Readers' corner
Home for lunch
Sir-- Anti-Eritrea imperialist verbiage of the US State Department is just being repeated ('Eritreans on the run' 3-9 July). Shedding crocodile tears, the department has alleged in its recent statement, "Given the increasingly repressive nature of the Eritrean government, Eritrean citizens are in grave danger of persecution, including torture, upon their return." Nothing could be further from the truth. I am writing this letter from Asmara, the capital of Eritrea, and I can firmly attest to the fact that the first batch of the returning Eritreans from Egypt (750 in all) have been warmly received by their families and the government of Eritrea. I know this for a fact, as one of the returnees is my cousin, and I just had dinner with the whole family at my uncle's home.
Harnet Abraham
Asmara
Eritrea
Sweat or blood?
Sir-- 'Eritreans on the run' is an insult to readers, especially young Eritreans like myself.

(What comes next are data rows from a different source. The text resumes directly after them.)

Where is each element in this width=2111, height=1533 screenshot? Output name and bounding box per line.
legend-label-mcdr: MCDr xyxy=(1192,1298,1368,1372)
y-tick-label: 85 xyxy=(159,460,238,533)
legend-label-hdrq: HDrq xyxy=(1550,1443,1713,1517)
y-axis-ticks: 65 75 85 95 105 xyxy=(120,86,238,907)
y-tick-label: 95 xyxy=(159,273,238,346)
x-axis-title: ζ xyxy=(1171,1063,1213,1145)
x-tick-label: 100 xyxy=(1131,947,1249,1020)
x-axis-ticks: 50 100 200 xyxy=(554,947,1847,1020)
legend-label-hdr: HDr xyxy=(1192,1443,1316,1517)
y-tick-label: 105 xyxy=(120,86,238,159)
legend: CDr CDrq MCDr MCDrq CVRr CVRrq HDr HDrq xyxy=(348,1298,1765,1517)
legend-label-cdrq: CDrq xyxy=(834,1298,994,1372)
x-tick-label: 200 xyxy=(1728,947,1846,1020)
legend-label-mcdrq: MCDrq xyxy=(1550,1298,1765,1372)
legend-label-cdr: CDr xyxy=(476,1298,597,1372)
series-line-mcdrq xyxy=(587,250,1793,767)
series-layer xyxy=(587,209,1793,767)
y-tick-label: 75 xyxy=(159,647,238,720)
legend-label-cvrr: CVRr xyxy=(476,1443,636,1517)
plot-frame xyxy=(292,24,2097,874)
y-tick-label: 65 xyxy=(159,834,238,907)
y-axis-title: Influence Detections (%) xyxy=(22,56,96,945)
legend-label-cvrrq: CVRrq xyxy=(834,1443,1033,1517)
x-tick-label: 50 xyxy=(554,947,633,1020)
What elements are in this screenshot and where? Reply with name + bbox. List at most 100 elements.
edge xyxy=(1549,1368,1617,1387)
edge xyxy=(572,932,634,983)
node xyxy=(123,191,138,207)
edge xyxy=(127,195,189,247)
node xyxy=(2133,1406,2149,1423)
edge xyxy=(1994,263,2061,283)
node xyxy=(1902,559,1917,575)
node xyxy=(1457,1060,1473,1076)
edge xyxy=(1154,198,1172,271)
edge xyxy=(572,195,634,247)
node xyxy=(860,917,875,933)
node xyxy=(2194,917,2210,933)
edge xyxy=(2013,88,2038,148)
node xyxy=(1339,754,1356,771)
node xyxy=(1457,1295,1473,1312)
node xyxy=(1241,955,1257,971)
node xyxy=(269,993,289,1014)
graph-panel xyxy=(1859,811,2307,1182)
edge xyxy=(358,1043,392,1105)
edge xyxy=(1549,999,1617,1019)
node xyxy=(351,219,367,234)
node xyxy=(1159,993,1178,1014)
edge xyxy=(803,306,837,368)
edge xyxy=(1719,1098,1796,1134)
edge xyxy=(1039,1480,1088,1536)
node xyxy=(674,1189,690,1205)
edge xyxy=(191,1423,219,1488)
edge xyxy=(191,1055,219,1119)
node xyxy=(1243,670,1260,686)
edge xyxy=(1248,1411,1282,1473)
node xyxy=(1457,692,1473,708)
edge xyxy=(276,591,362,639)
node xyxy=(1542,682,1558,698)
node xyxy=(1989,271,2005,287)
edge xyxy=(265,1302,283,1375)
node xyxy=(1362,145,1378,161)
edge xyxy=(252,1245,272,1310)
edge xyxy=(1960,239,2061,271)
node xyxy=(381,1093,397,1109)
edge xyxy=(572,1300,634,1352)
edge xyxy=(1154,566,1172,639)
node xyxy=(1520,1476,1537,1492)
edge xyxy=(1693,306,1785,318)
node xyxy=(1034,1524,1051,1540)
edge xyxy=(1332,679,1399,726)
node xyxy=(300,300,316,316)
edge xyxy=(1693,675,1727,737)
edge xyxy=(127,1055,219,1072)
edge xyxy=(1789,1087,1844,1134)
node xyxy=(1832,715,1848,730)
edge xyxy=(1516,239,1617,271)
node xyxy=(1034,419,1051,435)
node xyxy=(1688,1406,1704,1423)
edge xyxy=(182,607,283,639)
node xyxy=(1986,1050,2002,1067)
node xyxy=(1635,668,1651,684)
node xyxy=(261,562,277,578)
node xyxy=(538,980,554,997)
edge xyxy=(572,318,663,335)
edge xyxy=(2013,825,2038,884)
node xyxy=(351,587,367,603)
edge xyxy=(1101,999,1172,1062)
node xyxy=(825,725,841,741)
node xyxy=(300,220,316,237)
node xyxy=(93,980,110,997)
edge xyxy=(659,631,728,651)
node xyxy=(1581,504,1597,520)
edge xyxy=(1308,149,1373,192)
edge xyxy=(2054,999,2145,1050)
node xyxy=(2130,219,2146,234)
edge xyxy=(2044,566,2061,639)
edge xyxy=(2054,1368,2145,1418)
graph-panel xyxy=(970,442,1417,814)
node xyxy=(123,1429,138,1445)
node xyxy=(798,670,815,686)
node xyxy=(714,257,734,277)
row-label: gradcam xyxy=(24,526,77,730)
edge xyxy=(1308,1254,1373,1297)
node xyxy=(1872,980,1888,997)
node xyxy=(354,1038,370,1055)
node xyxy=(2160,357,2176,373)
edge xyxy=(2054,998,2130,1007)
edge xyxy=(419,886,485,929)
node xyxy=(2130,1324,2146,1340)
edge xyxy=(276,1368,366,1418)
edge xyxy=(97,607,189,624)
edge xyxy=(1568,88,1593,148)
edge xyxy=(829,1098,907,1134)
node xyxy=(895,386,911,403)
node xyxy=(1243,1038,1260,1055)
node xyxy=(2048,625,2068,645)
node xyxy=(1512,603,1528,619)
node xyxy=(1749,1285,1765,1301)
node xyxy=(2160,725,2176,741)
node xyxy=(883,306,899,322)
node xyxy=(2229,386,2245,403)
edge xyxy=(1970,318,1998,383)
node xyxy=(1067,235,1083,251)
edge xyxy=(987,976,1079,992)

Some young and innocent Eritreans may have been fooled by certain vultures and parasites called "human traffickers" into thinking the grass is greener on the other side of the fence. But unlike some in African countries, no Eritrean fights over prices or loafs of bread for sure. In fact, some of these "young and innocent Eritreans" stow away their precious belongings (shops, cars, bikes) just to migrate. So please do not make it like Eritreans are escaping persecution or fleeing on grounds of human rights abuses.
Please check Eritrea TV and tell me if you see streets soaking with blood from tortured returnees or streets soaking with sweat from returnees dancing all night from the joy of being home sweet home at last.
By the way, Eritrea is not "at war with Ethiopia and Djibouti".
Feven Hadish
Asmara
Eritrea
Iran permitted
Sir-- I do not understand how a country like Israel, which already owns nuclear bombs, is demanding that Iran not have the same? ('Triple whammy' 3-9 July). Iran is entitled to whatever it wants, including closing the Strait of Hormuz, if Israel or America attack, to protect itself.
Cherif Loutfi
Cairo
Egypt
As one
Sir-- Durable peace requires the welcome of the Arab masses ('What kind of Palestine' 26 June-2 July). Muslims and Jews have lived and can live together in peace. In 1492, the Muslim Ottoman Sultan Bayezid-II (1481-1512) encouraged great numbers of Jews to settle in the Ottoman Empire following their expulsion from Spain and Portugal.
In provoking the enmity of their age-old Muslim friends, Zionism has radicalised many Arab Muslims. In doing so, it disserved the long-term interests of the Jewish people. The 600,000 Jews who had lived in Arab countries for centuries and migrated to Israel in 1948 can bring Arab and Jew together again. They share customs, habits, values, food, music, dance, and, for the older generation, the Arabic language. Jewish settlements can be instruments of integration, not segregation, a mixture as difficult to unscramble as removing the Palestinian Israelis from Israel.
Elie Elhadj
London
UK
Anything for a vote
S ir-- 'Obama's Palestinian problem' (26 June-2 July) is well written, reminding us of Edward Said who also taught at Columbia University in New York. The surprise in this article is dramatic and in part reasonable if one remembers previous candidates who began as "outsiders" like Jimmy Carter and became "insiders" as soon as they were nominated. We see a candidate start from an opponent to existing politics in place and proceed to the middle-right as the campaign edges close to election time. Obama is doing it every day -- Cuba, Palestine, more war money, faith-based funding, opposition to anti-war views of the 1960s, pro troops. By the time he is close to winning the election, he will be the same "colour" as McCain. Sorry to use that metaphor but one US reporter in Iraq said if one looks closely at the details of Obama's Iraq policy and McCain's, they are very similar.
"Hope"? Bob Hope died many years ago.